Preocupado por el escaso nivel de instrucción, aunque él era prácticamente analfabeto, Carlomagno fundó escuelas, destinadas al clero y la nobleza, en las catedrales, monasterios e incluso en el palacio. Esta última, la Escuela Platina, dirigida por Alcuino de York, profesor proveniente de Inglaterra, estuvo destinada a los futuros funcionarios. El principal libro de textos fue la Biblia, aunque también se estudiaron los clásicos latinos. Este florecimiento cultural hizo prosperar la denominación de Renacimiento Carolingio, a este período histórico.
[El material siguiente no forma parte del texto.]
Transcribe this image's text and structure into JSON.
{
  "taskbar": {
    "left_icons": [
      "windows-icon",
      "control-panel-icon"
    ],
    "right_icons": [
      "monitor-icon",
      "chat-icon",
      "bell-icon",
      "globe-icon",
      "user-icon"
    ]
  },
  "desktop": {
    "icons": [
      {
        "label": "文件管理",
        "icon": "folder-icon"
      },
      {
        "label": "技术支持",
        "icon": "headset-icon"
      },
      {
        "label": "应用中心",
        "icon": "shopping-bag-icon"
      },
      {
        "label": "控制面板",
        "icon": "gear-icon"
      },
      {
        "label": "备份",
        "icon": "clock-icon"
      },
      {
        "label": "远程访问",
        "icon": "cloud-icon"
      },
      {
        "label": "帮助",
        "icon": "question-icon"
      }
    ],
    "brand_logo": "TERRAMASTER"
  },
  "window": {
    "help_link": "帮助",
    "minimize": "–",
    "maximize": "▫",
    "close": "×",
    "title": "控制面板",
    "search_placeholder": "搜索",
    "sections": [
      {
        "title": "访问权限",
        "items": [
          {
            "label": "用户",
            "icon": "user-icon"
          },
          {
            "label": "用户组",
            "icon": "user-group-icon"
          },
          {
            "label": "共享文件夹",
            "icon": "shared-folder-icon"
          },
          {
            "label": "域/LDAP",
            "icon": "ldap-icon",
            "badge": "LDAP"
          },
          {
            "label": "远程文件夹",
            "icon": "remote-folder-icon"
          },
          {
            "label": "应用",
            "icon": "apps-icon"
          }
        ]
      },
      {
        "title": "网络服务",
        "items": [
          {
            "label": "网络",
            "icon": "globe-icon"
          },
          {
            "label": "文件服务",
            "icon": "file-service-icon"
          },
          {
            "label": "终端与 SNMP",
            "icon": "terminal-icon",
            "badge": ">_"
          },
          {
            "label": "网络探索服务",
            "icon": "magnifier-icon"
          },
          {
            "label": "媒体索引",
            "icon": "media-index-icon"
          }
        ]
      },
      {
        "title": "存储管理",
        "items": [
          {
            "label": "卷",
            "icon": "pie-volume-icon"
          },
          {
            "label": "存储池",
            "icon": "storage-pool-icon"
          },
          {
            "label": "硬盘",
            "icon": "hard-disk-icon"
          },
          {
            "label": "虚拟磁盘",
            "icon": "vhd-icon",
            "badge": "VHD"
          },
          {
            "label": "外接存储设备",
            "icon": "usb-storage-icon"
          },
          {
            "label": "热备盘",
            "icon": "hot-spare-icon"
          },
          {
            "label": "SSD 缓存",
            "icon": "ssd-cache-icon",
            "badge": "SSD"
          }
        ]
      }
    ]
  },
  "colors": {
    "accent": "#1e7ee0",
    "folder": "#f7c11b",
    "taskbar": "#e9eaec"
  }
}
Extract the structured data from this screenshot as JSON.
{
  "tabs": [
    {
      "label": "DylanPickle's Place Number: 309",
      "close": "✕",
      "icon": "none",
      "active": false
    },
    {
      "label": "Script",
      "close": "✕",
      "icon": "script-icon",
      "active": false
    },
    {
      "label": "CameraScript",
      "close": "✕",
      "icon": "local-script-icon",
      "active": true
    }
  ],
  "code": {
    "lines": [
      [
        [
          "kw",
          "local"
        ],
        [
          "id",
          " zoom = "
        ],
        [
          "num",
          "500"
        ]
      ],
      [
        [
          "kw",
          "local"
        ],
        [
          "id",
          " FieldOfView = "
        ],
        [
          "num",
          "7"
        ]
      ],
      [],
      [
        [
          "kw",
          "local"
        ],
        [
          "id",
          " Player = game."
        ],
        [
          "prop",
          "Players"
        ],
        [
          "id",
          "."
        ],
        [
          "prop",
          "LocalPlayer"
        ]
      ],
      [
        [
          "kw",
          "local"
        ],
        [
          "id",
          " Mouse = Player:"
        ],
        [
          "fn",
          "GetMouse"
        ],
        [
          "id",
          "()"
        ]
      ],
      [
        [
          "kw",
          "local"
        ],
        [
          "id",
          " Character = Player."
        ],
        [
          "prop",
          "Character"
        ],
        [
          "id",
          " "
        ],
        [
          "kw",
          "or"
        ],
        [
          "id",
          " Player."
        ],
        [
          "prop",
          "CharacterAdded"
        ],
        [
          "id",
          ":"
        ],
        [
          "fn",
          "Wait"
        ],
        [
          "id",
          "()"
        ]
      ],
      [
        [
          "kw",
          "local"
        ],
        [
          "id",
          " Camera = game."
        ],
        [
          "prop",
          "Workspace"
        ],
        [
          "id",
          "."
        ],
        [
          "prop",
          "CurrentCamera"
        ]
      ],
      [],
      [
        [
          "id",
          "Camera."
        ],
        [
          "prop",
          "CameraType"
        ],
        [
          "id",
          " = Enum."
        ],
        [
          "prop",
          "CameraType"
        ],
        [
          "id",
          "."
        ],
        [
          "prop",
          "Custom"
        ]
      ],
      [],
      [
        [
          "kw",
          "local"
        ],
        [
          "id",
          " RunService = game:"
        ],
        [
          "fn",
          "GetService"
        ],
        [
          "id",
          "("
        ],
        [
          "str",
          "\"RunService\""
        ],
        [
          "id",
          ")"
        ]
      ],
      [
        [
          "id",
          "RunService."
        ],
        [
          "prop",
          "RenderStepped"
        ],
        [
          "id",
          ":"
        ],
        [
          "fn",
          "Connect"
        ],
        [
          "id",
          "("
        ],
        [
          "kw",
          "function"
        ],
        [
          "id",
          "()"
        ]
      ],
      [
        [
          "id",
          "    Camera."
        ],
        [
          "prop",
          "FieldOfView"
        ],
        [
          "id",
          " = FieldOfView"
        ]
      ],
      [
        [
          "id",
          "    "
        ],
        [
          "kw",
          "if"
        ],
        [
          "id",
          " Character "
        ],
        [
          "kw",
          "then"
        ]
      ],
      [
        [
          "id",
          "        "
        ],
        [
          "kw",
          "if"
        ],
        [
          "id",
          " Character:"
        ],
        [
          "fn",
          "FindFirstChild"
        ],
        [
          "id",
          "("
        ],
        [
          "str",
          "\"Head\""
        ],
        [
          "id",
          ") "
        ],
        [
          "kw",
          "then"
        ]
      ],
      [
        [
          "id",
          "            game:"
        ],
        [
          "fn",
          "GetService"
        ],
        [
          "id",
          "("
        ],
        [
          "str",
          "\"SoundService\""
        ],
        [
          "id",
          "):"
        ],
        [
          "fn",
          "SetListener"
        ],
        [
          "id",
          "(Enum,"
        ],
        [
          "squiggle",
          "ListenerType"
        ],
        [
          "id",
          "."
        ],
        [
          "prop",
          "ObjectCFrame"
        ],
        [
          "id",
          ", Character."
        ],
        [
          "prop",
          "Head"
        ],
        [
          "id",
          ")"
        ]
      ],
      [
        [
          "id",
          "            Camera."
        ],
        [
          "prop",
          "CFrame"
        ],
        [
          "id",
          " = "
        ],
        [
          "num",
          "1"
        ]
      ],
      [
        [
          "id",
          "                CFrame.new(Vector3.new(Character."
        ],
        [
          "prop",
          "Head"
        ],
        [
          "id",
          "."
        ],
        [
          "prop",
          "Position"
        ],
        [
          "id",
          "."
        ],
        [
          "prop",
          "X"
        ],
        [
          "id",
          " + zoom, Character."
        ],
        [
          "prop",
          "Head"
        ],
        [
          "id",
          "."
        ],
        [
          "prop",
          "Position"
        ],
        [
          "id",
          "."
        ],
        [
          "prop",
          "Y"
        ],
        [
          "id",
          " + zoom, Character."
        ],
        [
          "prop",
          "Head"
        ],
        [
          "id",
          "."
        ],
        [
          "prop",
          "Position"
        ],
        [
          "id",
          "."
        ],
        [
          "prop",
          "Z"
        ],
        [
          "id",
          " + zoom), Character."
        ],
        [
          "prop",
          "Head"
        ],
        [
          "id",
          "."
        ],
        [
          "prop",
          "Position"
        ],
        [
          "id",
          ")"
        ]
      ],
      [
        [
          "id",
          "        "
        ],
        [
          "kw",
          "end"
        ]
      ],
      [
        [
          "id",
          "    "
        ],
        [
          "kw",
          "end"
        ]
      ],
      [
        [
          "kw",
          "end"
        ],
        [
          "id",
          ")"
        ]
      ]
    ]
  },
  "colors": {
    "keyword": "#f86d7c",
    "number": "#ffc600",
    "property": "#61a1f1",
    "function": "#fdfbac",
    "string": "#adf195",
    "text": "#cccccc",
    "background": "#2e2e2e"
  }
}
Luego de la muerte de Carlomagno, le sucedió su hijo Luis, en el año 814, un monarca débil, apodado Ludovico Pío o Luis el piadoso, que debió soportar conflictos internos con la nobleza y por su propia sucesión, por la que rivalizaban sus hijos. En el orden externo, el imperio sufrió, entre los siglos IX y X, nuevas invasiones, de pueblos normandos o vikingos sarracenos, húngaros y eslavos, lo que tornó en sumamente inseguro el mundo medieval, comenzando a sentarse las bases de la nueva organización feudal, con poderes locales fuertes, a cargo de señores feudales y un territorio dividido en pequeños reinos o señoríos.

Muerto Luis, en el año 840, y luego de varios años de conflictos internos, se firmó el Tratado de Verdún (843) que dividió el imperio en tres partes, formándose en forma incipiente las bases de lo que serían en el futuro, Alemania, Francia e Italia.

La Francia Oriental o Germania, le correspondió a Luis el germánico.
La Francia Occidental (actual Francia) fue asignada a Carlos el Calvo.
La zona situada entre las anteriores, extendida desde Italia hasta el Mar del norte, y que comprendía las dos capitales: Roma y Aquisgrán, le fue otorgada a Lotario, conociéndose por ese motivo, ese territorio, a partir de entonces, como Lotaringia.